Compared with EC9706-I0, the newly established cell line, EC9076-I3, exhibited high invasive ability, rapid proliferation, and reduced chemosensitivity for 5-FU, but not to DDP and ADM. Previous studies demonstrated that cell invasion and metastasis are tightly associated with the epithelial–mesenchymal transition process in various tumors.32–36 Notably, Bit1 expression is positively correlated with the invasion of ESCC cells in our publication.17 Therefore, in the present study, we studied the expressions of N-cadherin, Vimentin, Snail, and Bit1 in EC9706-I0 and EC9706-I3 cells and found that the latter harbored higher protein levels than the former, suggesting that the cell subpopulation was highly invasive, exhibited a mesenchymal phenotype, and thus, could be ideal for further exploring the molecular mechanisms of ESCC metastasis.

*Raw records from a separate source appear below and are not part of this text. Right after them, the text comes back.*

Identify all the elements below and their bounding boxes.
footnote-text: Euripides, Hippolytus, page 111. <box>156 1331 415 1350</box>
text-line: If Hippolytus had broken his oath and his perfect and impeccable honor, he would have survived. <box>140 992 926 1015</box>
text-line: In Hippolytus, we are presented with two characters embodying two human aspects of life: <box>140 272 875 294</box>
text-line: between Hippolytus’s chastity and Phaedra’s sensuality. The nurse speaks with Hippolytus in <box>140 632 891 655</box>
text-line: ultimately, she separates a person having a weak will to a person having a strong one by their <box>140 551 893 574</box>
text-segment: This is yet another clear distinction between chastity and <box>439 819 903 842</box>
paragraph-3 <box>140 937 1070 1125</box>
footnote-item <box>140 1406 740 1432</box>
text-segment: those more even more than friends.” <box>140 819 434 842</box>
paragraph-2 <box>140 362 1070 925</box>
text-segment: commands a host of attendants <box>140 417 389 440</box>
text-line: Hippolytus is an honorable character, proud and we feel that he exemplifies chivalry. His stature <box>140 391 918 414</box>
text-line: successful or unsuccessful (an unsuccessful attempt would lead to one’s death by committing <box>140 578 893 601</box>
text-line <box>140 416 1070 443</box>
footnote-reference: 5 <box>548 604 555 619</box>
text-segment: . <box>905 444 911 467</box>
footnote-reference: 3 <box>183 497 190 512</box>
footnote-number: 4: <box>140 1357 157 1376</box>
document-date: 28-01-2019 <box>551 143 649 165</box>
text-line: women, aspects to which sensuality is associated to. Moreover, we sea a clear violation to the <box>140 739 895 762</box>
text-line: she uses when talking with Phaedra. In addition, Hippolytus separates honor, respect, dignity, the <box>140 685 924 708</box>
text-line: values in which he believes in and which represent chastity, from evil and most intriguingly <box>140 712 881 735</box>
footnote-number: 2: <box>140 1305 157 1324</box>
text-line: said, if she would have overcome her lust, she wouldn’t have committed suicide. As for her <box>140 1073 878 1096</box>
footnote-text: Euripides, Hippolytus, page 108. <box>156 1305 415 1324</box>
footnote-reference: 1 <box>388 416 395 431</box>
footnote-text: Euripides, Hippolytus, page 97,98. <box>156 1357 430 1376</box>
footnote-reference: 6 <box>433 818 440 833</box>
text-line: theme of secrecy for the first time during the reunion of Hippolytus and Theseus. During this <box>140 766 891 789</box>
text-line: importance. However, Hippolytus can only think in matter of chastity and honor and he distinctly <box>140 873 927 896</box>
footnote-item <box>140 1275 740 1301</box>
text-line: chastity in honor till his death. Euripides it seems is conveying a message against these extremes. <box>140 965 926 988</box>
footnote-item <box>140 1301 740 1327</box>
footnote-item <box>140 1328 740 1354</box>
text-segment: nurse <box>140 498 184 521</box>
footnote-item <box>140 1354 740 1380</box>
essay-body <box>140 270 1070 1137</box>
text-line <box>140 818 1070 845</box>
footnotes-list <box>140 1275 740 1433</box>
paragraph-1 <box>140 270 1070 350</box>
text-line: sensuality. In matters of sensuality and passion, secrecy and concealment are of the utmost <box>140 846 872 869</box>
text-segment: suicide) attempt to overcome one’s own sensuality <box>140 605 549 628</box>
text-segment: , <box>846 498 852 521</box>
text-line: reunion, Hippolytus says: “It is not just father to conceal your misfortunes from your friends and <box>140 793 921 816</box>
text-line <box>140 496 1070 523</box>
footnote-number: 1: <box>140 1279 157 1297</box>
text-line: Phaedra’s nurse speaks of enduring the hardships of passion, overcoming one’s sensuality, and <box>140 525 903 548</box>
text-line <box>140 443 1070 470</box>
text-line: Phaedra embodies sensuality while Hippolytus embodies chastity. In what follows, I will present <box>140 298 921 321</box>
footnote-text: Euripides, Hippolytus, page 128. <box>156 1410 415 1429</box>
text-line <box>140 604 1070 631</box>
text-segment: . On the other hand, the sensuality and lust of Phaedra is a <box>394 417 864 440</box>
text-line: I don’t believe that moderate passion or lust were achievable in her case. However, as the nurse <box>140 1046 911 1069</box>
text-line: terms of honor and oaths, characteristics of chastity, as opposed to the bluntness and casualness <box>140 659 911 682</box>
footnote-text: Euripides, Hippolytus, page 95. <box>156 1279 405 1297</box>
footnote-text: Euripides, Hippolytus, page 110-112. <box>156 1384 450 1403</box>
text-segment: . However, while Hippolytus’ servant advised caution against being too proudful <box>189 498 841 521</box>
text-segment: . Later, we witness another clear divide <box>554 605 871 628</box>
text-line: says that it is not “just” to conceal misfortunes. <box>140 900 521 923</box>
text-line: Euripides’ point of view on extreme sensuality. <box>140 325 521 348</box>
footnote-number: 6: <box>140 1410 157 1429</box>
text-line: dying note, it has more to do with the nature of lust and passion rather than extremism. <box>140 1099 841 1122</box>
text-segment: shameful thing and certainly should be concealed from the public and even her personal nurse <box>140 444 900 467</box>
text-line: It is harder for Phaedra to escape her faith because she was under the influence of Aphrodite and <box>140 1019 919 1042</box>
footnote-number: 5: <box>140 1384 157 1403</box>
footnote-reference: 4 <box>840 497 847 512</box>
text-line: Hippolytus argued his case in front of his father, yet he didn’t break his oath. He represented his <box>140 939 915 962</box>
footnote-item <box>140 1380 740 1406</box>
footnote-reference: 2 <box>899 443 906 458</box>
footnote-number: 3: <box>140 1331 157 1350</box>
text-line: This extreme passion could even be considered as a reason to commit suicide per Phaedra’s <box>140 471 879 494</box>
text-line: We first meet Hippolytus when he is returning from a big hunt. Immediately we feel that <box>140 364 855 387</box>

In past studies, subcutaneous xenograft and orthotopic models were employed to evaluate the efficacy of antitumor drugs in esophageal carcinoma.9,16,37,38 The strategy of implanting tumors beneath the renal capsule was developed for the rapid screening of chemotherapeutic agents.21 However, currently, there is no report of a high spontaneous metastatic model of ESCC using renal capsule technology. Here, we utilized a highly aggressive EC9706-I3 cell line to establish a metastatic model by renal capsule technology. We found that the tumorigenesis rate was 100% but tumor growth by EC9706-I3 cells was more rapid than that by EC9706-I0 cells. Besides, distant metastasis occurred in EC9706-I3-derived tumors, and the metastatic site contained the lung, heart, liver, pancreas and spleen, whereas the distant metastasis rate of EC9706-I0 models was 40%, and metastatic site was only restricted to heart.

Overall, the operational procedure was simple, the wound healing was accelerated, no infection occurred, and the model had a short establishment period. Thus, the chances for post-operational complications or mortality associated were relatively low. Moreover, the cells were inoculated on one of the renal capsules, and thus, the other can be used for regular functioning. The data supported that our animal model might provide an ideal platform for further exploring the molecular mechanisms of ESCC metastasis.

Conclusions

In conclusion, we established a highly invasive ESCC cell line with an obvious mesenchymal phenotype as well as a spontaneous and distant metastatic potential, which could be used to develop an animal model for studying ESCC. Overall, our model can serve as a platform for elucidating the underlying molecular mechanisms of ESCC metastasis and testing the efficacy of anti-metastatic drugs.